Before continuing, read all the information to be sure in the next contract.

As you have been told, the client cannot use the article you wrote, so you can use it for your portfolio, I think (if itsn't correct, someone will correct me).


Irina M wrote:

I am not an engineer, I am a writer.


That is a very poor excuse. You are first and foremost a business. As a business you must understand how to run your business on a platform.

 


Irina M wrote:

I have lost my earnings and had a serious moral trauma because I didn't suspect that I was working for a crook.


You didn't really work for a crock. You used Upwork wrong.

 


Irina M wrote:

And now I have a question if the politics of Upwork is balanced and fair, what should be done to aware freelancers against this client?  

 


The client didn't violate any terms of service. This was entirely on you. 

 

Maybe your example can serve to make other freelancers aware that they must think and inform themselves before jumping head first into something they don't know or understand.


Irina M wrote:

Hi Petra,

Thank you for your answer.

I am not an engineer, I am a writer. If I concentrate at work I forget many things.

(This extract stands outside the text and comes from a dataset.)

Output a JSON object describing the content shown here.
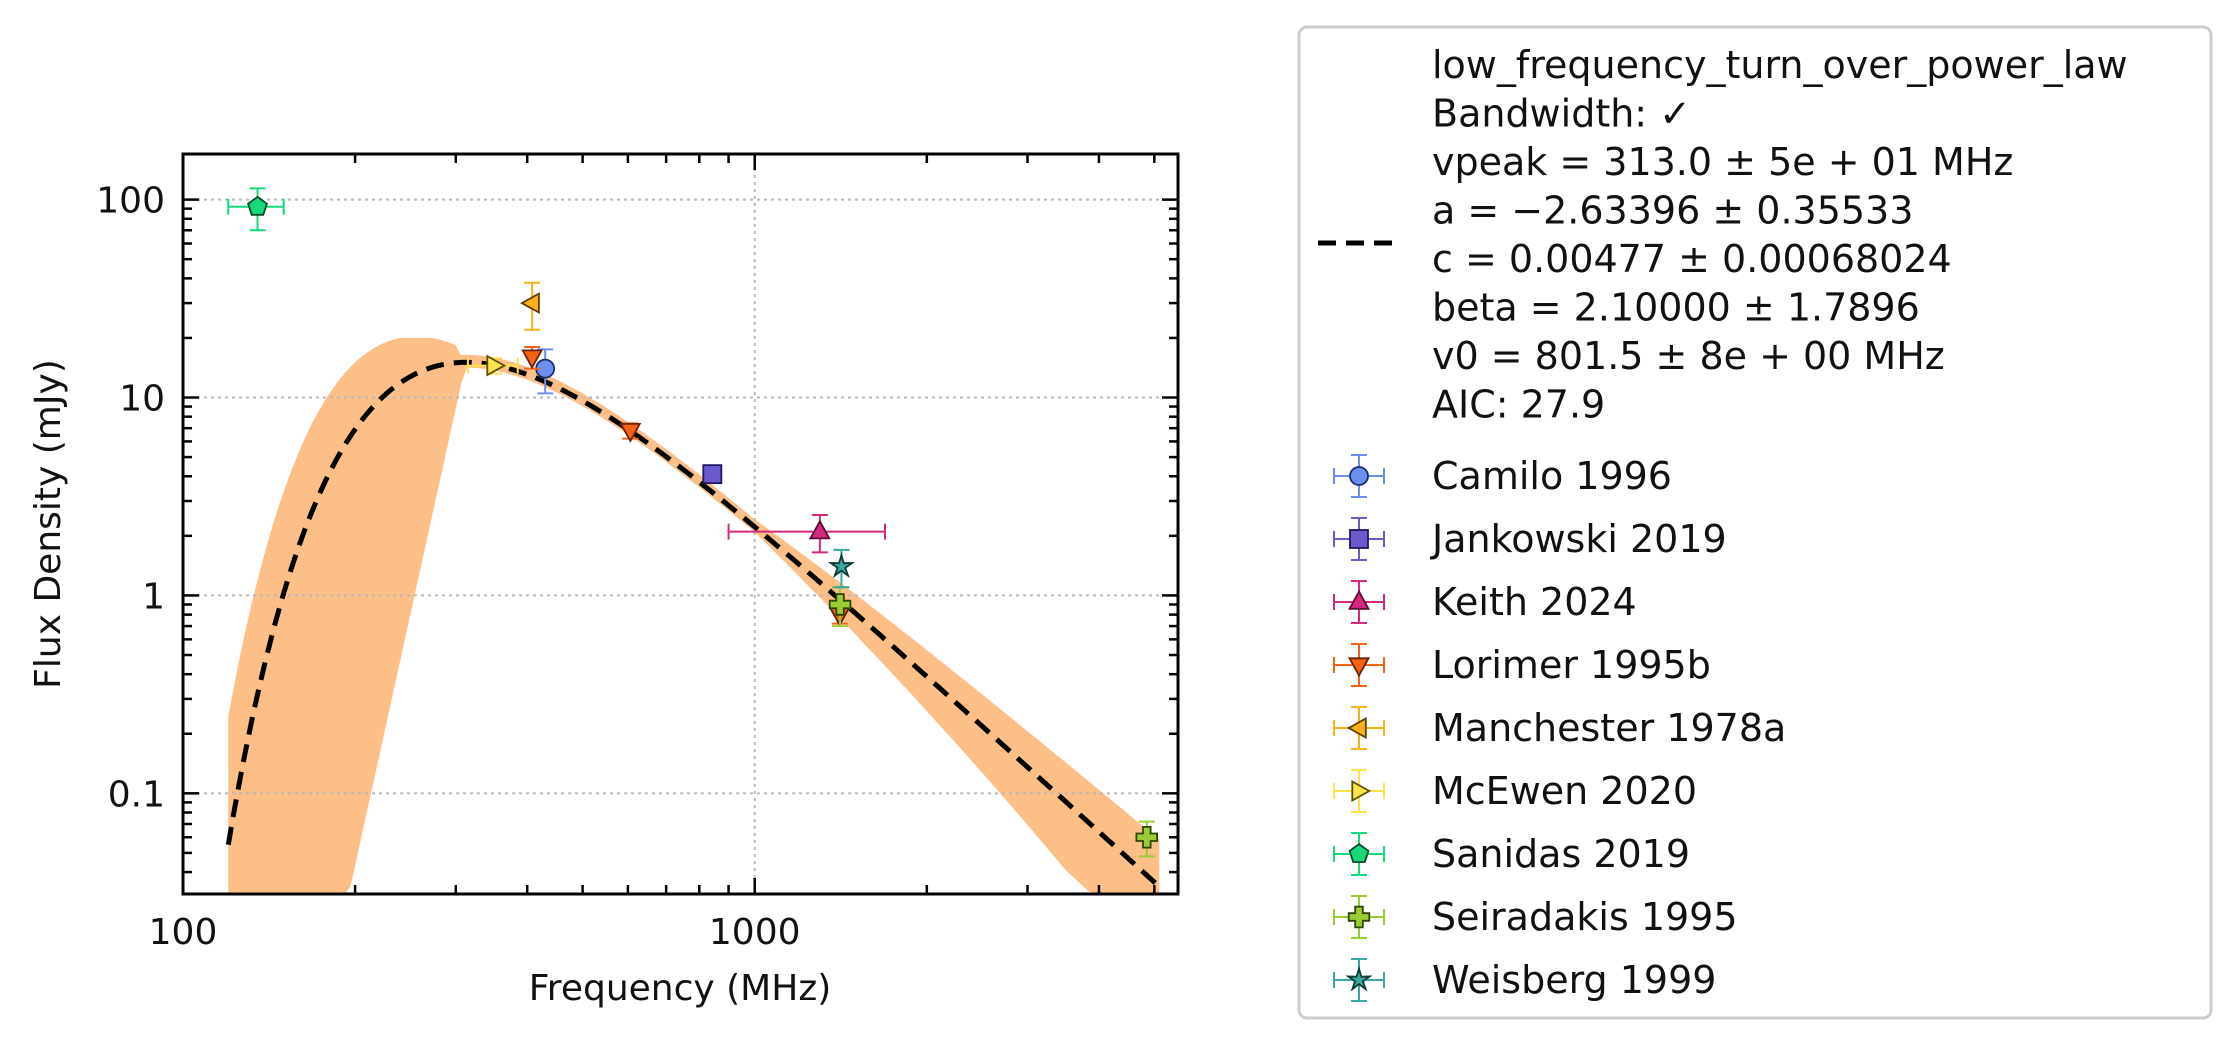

I have lost my earnings and had a serious moral trauma because I didn't suspect that I was working for a crook.

And now I have a question if the politics of Upwork is balanced and fair, what should be done to aware freelancers against this client?  

 


Yes, the client took advantage of your inexperience and unwillingness to educate yourself how upwork works, that is definitely not nice. They could have allowed you to input manual hours, and pay those, but chose not to do that.

Now put on your big girl pants, read and learn, and forget about this unpleasant experience, which could have been easily avoided, but you know that now.